I grew up idolizing Audrey Hepburn’s Holly Golightly – that flaky, glamorous, wild woman who was “terrified of running into herself.” I think what I loved about her most was that she made being lost seem almost glamorous. I feel lost sometimes, too—especially in New York City.
But back to Tiffany’s. My plan is to reenact the iconic scene from Breakfast at Tiffany’s where Hepburn’s Golightly window-shops with her morning meal in hand. I plan to capture the moment with a photo and be on my merry way, but something propels me forward, into the store. I swallow the rest of my bagel in one inelegant chomp and then head towards the revolving doors, already imagining how I’ll respond if sales-people see my grungy tote bag and busted flats and attempt to Pretty Woman me out of the shop.
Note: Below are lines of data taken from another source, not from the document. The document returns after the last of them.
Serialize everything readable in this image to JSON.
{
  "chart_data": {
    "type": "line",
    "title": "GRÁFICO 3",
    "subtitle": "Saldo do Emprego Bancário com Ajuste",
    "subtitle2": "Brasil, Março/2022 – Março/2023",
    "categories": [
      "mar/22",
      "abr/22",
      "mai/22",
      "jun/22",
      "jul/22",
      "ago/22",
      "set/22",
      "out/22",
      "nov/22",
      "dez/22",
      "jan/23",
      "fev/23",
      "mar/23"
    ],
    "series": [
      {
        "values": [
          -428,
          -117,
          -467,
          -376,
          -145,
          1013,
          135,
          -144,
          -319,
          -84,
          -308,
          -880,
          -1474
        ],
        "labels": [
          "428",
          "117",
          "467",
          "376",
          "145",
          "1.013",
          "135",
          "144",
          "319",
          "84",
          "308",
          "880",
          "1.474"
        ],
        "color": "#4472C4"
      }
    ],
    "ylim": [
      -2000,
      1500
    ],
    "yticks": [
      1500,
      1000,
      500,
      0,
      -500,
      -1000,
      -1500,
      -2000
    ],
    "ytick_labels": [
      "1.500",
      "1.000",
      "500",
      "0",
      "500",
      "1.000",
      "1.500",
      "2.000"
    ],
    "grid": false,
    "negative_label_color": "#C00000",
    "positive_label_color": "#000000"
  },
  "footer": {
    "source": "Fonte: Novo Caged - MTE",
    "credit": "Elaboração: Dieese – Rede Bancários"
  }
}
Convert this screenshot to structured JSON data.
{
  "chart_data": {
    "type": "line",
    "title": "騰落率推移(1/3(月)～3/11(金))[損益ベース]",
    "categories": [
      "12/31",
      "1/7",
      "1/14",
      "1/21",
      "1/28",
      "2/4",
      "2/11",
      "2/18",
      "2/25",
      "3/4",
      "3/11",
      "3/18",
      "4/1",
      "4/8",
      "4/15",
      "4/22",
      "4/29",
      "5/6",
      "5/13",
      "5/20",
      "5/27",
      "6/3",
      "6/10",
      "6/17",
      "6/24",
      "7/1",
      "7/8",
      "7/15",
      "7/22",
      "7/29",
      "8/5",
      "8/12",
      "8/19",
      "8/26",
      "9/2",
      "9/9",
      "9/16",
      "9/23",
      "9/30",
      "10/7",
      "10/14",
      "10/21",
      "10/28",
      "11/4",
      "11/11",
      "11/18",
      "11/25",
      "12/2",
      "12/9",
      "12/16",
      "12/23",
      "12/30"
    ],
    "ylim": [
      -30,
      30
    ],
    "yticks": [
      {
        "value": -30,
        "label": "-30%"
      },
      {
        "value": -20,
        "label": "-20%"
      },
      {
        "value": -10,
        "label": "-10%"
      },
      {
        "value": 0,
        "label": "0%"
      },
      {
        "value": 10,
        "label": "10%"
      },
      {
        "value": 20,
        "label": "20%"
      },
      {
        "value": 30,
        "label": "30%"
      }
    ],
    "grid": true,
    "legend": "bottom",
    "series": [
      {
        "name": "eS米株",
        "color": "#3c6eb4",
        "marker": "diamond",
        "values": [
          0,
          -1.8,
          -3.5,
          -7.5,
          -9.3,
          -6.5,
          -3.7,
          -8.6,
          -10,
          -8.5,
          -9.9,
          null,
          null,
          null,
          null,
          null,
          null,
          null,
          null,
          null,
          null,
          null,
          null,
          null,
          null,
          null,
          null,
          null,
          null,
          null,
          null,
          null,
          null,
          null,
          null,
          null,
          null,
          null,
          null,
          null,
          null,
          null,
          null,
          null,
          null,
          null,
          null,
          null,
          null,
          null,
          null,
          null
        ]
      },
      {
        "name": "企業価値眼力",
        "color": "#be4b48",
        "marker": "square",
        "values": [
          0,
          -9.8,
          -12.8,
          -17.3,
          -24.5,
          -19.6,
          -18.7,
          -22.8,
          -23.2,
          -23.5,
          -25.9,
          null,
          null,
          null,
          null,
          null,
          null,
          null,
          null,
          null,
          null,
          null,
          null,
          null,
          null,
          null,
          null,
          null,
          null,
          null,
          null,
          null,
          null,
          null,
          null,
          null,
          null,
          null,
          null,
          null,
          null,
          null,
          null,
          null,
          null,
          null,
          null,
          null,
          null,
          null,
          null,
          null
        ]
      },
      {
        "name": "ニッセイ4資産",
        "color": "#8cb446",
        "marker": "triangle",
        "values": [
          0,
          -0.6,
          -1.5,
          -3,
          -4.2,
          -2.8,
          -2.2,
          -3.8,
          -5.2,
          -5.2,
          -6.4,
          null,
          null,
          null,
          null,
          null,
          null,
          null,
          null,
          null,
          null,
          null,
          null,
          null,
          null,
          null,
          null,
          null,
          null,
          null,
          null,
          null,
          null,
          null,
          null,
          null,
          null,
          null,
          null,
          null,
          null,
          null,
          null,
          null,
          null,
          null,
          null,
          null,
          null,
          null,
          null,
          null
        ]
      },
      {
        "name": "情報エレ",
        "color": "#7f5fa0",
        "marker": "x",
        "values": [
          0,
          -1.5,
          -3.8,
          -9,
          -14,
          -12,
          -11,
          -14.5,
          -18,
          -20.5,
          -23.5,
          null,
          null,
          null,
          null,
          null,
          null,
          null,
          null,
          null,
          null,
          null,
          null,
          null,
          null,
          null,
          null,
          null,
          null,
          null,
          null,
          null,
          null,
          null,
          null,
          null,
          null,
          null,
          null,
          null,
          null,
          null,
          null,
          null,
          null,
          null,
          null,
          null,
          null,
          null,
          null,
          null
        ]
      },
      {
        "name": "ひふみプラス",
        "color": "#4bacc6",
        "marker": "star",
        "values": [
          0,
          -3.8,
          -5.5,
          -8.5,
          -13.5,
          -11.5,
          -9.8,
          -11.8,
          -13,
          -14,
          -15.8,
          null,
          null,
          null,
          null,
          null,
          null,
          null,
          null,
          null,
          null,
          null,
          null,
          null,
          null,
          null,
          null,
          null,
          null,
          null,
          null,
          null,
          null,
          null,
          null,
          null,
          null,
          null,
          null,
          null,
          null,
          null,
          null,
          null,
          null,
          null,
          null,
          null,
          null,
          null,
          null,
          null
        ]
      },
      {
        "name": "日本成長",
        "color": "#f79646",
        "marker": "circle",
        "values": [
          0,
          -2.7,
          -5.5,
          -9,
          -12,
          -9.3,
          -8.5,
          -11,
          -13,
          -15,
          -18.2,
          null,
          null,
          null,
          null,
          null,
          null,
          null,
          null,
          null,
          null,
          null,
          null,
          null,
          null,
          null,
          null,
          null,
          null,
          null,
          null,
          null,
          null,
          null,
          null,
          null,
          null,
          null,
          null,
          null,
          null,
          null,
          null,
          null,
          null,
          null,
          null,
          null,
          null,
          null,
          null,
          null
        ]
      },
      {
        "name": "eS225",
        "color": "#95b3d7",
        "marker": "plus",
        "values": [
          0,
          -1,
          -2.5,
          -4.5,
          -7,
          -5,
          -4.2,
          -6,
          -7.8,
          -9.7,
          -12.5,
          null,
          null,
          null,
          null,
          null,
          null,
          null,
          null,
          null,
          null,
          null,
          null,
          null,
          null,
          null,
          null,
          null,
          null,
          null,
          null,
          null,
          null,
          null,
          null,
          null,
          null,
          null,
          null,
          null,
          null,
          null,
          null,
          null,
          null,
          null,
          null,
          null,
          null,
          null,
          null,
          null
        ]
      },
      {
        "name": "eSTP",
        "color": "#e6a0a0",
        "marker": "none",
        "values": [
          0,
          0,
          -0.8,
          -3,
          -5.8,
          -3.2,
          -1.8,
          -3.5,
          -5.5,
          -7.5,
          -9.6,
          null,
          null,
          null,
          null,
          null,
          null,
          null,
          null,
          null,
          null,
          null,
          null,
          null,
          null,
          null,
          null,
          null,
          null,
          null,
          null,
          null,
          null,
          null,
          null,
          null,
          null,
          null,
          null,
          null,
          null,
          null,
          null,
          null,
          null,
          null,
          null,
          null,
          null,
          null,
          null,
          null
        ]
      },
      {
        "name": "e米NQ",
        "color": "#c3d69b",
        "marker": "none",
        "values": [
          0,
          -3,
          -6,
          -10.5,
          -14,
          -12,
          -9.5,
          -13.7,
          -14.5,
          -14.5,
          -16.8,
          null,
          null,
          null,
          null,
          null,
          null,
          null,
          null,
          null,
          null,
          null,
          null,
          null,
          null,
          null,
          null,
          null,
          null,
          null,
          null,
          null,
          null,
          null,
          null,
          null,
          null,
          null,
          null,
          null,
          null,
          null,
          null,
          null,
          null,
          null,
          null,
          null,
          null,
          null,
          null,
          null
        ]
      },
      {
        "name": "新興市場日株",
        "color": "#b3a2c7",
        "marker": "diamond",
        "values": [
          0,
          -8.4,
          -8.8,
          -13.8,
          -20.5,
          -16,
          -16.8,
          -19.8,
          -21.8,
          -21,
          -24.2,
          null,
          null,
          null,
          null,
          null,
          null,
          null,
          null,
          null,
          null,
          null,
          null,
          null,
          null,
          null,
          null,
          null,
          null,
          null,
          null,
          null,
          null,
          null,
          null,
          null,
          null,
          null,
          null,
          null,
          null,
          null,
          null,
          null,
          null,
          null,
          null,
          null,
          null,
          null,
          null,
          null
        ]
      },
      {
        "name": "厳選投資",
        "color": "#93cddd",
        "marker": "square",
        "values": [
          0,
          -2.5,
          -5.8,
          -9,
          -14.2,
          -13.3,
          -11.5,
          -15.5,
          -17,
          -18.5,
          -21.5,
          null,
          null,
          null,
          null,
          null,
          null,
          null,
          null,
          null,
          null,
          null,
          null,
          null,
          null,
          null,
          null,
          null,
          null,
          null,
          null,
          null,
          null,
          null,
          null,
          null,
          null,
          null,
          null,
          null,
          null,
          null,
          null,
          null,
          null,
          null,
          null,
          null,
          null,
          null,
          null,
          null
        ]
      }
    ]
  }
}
But inside, it is quiet. A little team of salespeople in ascots whisper warm “hellos.” I stand on the threshold for a moment, blocking traffic. Audrey’s Holly once said of this room, “It feels like nothing bad could ever happen to you there.” I wonder.
This is the New York of the mystic other half (or percentage point), of course. Here is an older couple, listening to an Australian salesman impress upon them the “benefits” of the yellow diamond. Here is another couple, drinking champagne from frosted glasses while their purchase is wrapped up in the familiar robin’s egg blue box. The first thing I’m struck by is the lack of glee in this room; people seem to be very methodical and contained. I’m pretty sure that if I were buying a wedding ring here – or even a personal treat, or a present – I would be overjoyed. I would be spilling a stupid grin all over everyone. But that’s not the vibe in this store today. People are here to complete a task. They are shopping. So Tiffany’s begins to overwhelm me, as it seems impossible that I’ll ever have this mindset. Will there come a day when I’m blasé about diamonds? Probably not. But something like jealousy bubbles up all the same.
I pay homage to the Paloma Picasso collection, which represents the store’s “funkiest” offerings. My jaw drops over an olive leaf ring – gold with a blue topaz inset. It’s beautiful. I’m not even a ring girl, and it’s be-yoo-tiful.
And now I’m wondering if I’ll ever get married. I think about this plenty, in the Tiffany’s and Facebook sense – meaning in the highly abstract, but-I’m-still-playing-with-Barbie-dolls sense. And why jewelry, I wonder? Why is jewelry the binding end-all be-all of a romance? Our culture has elevated these utterly useless stones to such a high status. Rocks mean relationships. Rocks mean wealth. And yet, they are only pretty things under glass.
A security guard is starting to peer at me, so I shuffle on. My guise, if anyone asks, is “blushing fiancée on a scouting trip.” I try to look appropriately giddy. I try to look appropriately fabulous. I hold my hand up against all the cases. I imagine how heavy the stones are.
If I begin to see how Tiffany’s is an appropriate station of the cross for a certain kind of New York woman, I’m not sure I understand how a poor, distracted Holly Golightly would call this austere fortress home. In Breakfast at Tiffany’s (the movie), Holly and her lover Paul Varjak go to Tiffany’s to have a crackerjack ring engraved. They find a way to make this forbidding place their own. But at the end of my day, this is just a beautiful old building full of beautiful old things.
Paul Varjak tells Holly Golightly, “You’re chicken. You’ve got no guts. You’re terrified someone’s gonna stick you in a cage. Well, baby, you’re already in that cage. You built it yourself.” The older I get, the more I realize that I’ll need to begin letting some of these beloved fictions go. I am not Holly Golightly, the same way that I’m not Carrie Bradshaw, or even Liz Lemon. I never was. I am Brittany Allen, and my Tiffany’s isn’t here.
Now does this mean I would ever return this (or this, or this) if you happened to send one my way? Hey, I’m no saint.